Nuclear testing out in the arctic rouses a prehistoric Rhedosaurs from its icy incarcerated sleep. It promptly lays waste to everything that gets in its path, and its next stop is New York City.
The Beast from 20,000 Fathoms stands as one of the most important of the 50s sci-fi/creature feature films that filled the screens during that particular decade. Notable for being the first picture where Ray Harryhausen had total control over the effects (and thus setting his career on an upward route), it is also one of two pictures from 1953 that would be the first adaptations of the gifted writings of Ray Bradbury (the other being It Came from Outer Space).
Watching it now you can see just what a template movie it was to be for the genre, the perils of nuclear testing a vivid jolt of paranoia, the rugged alpha male, the svelt sexy strong lady, and of course the creature to terrify all who come into contact with it, yep it's safe to say that this picture has all the trademarks. The Rhedosaurus (completely made up name) is a wonderful creation from Harryhausen, a giant stalking lizard who sinks ships for fun, pulls down lighthouses, and has no problems about feasting on local police officers, it's safe to say that since being woken from his sleep he is in a very bad mood! While the ending is wonderful, as the giant beast finds himself cloaked in a roller-coaster with mankind fighting the good fight, a perfect finish to a hugely enjoyable picture. 8/10
on 29 January 2006
An absolute Harryhausen classic.
When you consider the age of this film, the special effects are still great, and a testament to Harryhausens work.

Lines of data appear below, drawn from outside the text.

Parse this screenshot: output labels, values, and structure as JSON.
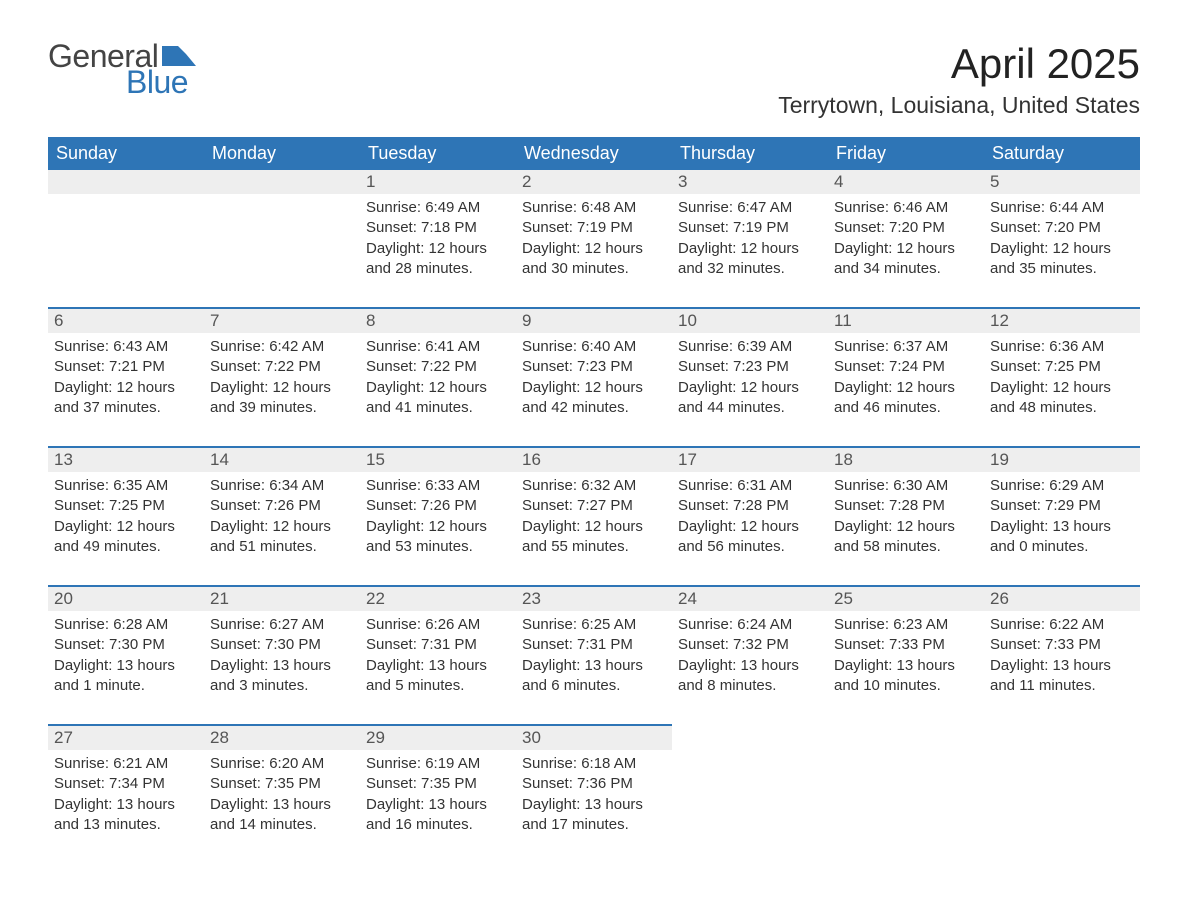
{
  "logo": {
    "word1": "General",
    "word2": "Blue",
    "flag_color": "#2e75b6",
    "text_gray": "#444444"
  },
  "title": "April 2025",
  "location": "Terrytown, Louisiana, United States",
  "colors": {
    "header_bg": "#2e75b6",
    "header_text": "#ffffff",
    "daynum_bg": "#eeeeee",
    "daynum_text": "#555555",
    "body_text": "#333333",
    "row_border": "#2e75b6",
    "page_bg": "#ffffff"
  },
  "day_headers": [
    "Sunday",
    "Monday",
    "Tuesday",
    "Wednesday",
    "Thursday",
    "Friday",
    "Saturday"
  ],
  "weeks": [
    [
      null,
      null,
      {
        "n": "1",
        "sunrise": "Sunrise: 6:49 AM",
        "sunset": "Sunset: 7:18 PM",
        "day1": "Daylight: 12 hours",
        "day2": "and 28 minutes."
      },
      {
        "n": "2",
        "sunrise": "Sunrise: 6:48 AM",
        "sunset": "Sunset: 7:19 PM",
        "day1": "Daylight: 12 hours",
        "day2": "and 30 minutes."
      },
      {
        "n": "3",
        "sunrise": "Sunrise: 6:47 AM",
        "sunset": "Sunset: 7:19 PM",
        "day1": "Daylight: 12 hours",
        "day2": "and 32 minutes."
      },
      {
        "n": "4",
        "sunrise": "Sunrise: 6:46 AM",
        "sunset": "Sunset: 7:20 PM",
        "day1": "Daylight: 12 hours",
        "day2": "and 34 minutes."
      },
      {
        "n": "5",
        "sunrise": "Sunrise: 6:44 AM",
        "sunset": "Sunset: 7:20 PM",
        "day1": "Daylight: 12 hours",
        "day2": "and 35 minutes."
      }
    ],
    [
      {
        "n": "6",
        "sunrise": "Sunrise: 6:43 AM",
        "sunset": "Sunset: 7:21 PM",
        "day1": "Daylight: 12 hours",
        "day2": "and 37 minutes."
      },
      {
        "n": "7",
        "sunrise": "Sunrise: 6:42 AM",
        "sunset": "Sunset: 7:22 PM",
        "day1": "Daylight: 12 hours",
        "day2": "and 39 minutes."
      },
      {
        "n": "8",
        "sunrise": "Sunrise: 6:41 AM",
        "sunset": "Sunset: 7:22 PM",
        "day1": "Daylight: 12 hours",
        "day2": "and 41 minutes."
      },
      {
        "n": "9",
        "sunrise": "Sunrise: 6:40 AM",
        "sunset": "Sunset: 7:23 PM",
        "day1": "Daylight: 12 hours",
        "day2": "and 42 minutes."
      },
      {
        "n": "10",
        "sunrise": "Sunrise: 6:39 AM",
        "sunset": "Sunset: 7:23 PM",
        "day1": "Daylight: 12 hours",
        "day2": "and 44 minutes."
      },
      {
        "n": "11",
        "sunrise": "Sunrise: 6:37 AM",
        "sunset": "Sunset: 7:24 PM",
        "day1": "Daylight: 12 hours",
        "day2": "and 46 minutes."
      },
      {
        "n": "12",
        "sunrise": "Sunrise: 6:36 AM",
        "sunset": "Sunset: 7:25 PM",
        "day1": "Daylight: 12 hours",
        "day2": "and 48 minutes."
      }
    ],
    [
      {
        "n": "13",
        "sunrise": "Sunrise: 6:35 AM",
        "sunset": "Sunset: 7:25 PM",
        "day1": "Daylight: 12 hours",
        "day2": "and 49 minutes."
      },
      {
        "n": "14",
        "sunrise": "Sunrise: 6:34 AM",
        "sunset": "Sunset: 7:26 PM",
        "day1": "Daylight: 12 hours",
        "day2": "and 51 minutes."
      },
      {
        "n": "15",
        "sunrise": "Sunrise: 6:33 AM",
        "sunset": "Sunset: 7:26 PM",
        "day1": "Daylight: 12 hours",
        "day2": "and 53 minutes."
      },
      {
        "n": "16",
        "sunrise": "Sunrise: 6:32 AM",
        "sunset": "Sunset: 7:27 PM",
        "day1": "Daylight: 12 hours",
        "day2": "and 55 minutes."
      },
      {
        "n": "17",
        "sunrise": "Sunrise: 6:31 AM",
        "sunset": "Sunset: 7:28 PM",
        "day1": "Daylight: 12 hours",
        "day2": "and 56 minutes."
      },
      {
        "n": "18",
        "sunrise": "Sunrise: 6:30 AM",
        "sunset": "Sunset: 7:28 PM",
        "day1": "Daylight: 12 hours",
        "day2": "and 58 minutes."
      },
      {
        "n": "19",
        "sunrise": "Sunrise: 6:29 AM",
        "sunset": "Sunset: 7:29 PM",
        "day1": "Daylight: 13 hours",
        "day2": "and 0 minutes."
      }
    ],
    [
      {
        "n": "20",
        "sunrise": "Sunrise: 6:28 AM",
        "sunset": "Sunset: 7:30 PM",
        "day1": "Daylight: 13 hours",
        "day2": "and 1 minute."
      },
      {
        "n": "21",
        "sunrise": "Sunrise: 6:27 AM",
        "sunset": "Sunset: 7:30 PM",
        "day1": "Daylight: 13 hours",
        "day2": "and 3 minutes."
      },
      {
        "n": "22",
        "sunrise": "Sunrise: 6:26 AM",
        "sunset": "Sunset: 7:31 PM",
        "day1": "Daylight: 13 hours",
        "day2": "and 5 minutes."
      },
      {
        "n": "23",
        "sunrise": "Sunrise: 6:25 AM",
        "sunset": "Sunset: 7:31 PM",
        "day1": "Daylight: 13 hours",
        "day2": "and 6 minutes."
      },
      {
        "n": "24",
        "sunrise": "Sunrise: 6:24 AM",
        "sunset": "Sunset: 7:32 PM",
        "day1": "Daylight: 13 hours",
        "day2": "and 8 minutes."
      },
      {
        "n": "25",
        "sunrise": "Sunrise: 6:23 AM",
        "sunset": "Sunset: 7:33 PM",
        "day1": "Daylight: 13 hours",
        "day2": "and 10 minutes."
      },
      {
        "n": "26",
        "sunrise": "Sunrise: 6:22 AM",
        "sunset": "Sunset: 7:33 PM",
        "day1": "Daylight: 13 hours",
        "day2": "and 11 minutes."
      }
    ],
    [
      {
        "n": "27",
        "sunrise": "Sunrise: 6:21 AM",
        "sunset": "Sunset: 7:34 PM",
        "day1": "Daylight: 13 hours",
        "day2": "and 13 minutes."
      },
      {
        "n": "28",
        "sunrise": "Sunrise: 6:20 AM",
        "sunset": "Sunset: 7:35 PM",
        "day1": "Daylight: 13 hours",
        "day2": "and 14 minutes."
      },
      {
        "n": "29",
        "sunrise": "Sunrise: 6:19 AM",
        "sunset": "Sunset: 7:35 PM",
        "day1": "Daylight: 13 hours",
        "day2": "and 16 minutes."
      },
      {
        "n": "30",
        "sunrise": "Sunrise: 6:18 AM",
        "sunset": "Sunset: 7:36 PM",
        "day1": "Daylight: 13 hours",
        "day2": "and 17 minutes."
      },
      null,
      null,
      null
    ]
  ]
}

The film is far better than similar films of today, mainly because it does not rely on using actors for their ability to look good rather than act, some bint with more mamory glands than talent, or C-G-bloody-I!
The whole family can watch this and enjoy it, and the extras are a must for any Harryhausen fan, though if you already own a Harryhausen DVD the chances are you already own the extras as they all seem to have them.
This film has all the 50's Sci-Fi standards except the flame thrower. We start off with a narrative that shows an atomic test taking place in the frozen north. Two people go out to take readings after the test. One does not come back and the other is delusional, talking of a monster. Naturally he needs curing and is almost well with a female paleontologist starts to believe him and offers to let him eat her sandwiches and look at mug shots of mobsters past. Can the authorities be convinced before it is too late?
Yes I know most people watched this movie because it has Lee Van Cleef playing a pivotal role. Yet we should not forget the many other familiar character actors that make this a true 50's monster picture. First there is that cute little monster himself curtseys of Ray Harryhausen; when he pushes over a lighthouse I can only think of one of my cats. He had the same mischievous look. Then there is Paula Raymond who has been in every TV play from "77 Sunset Strip" to several "Perry Mason's." Not to mention Cecil Kellaway, Dr. Chumley in Harvey (1950). Kenneth Tobey as Captain Patrick Hendry in "The Thing From Another World" (1951). There are way too many to mention here; so you will just have to watch for yourself.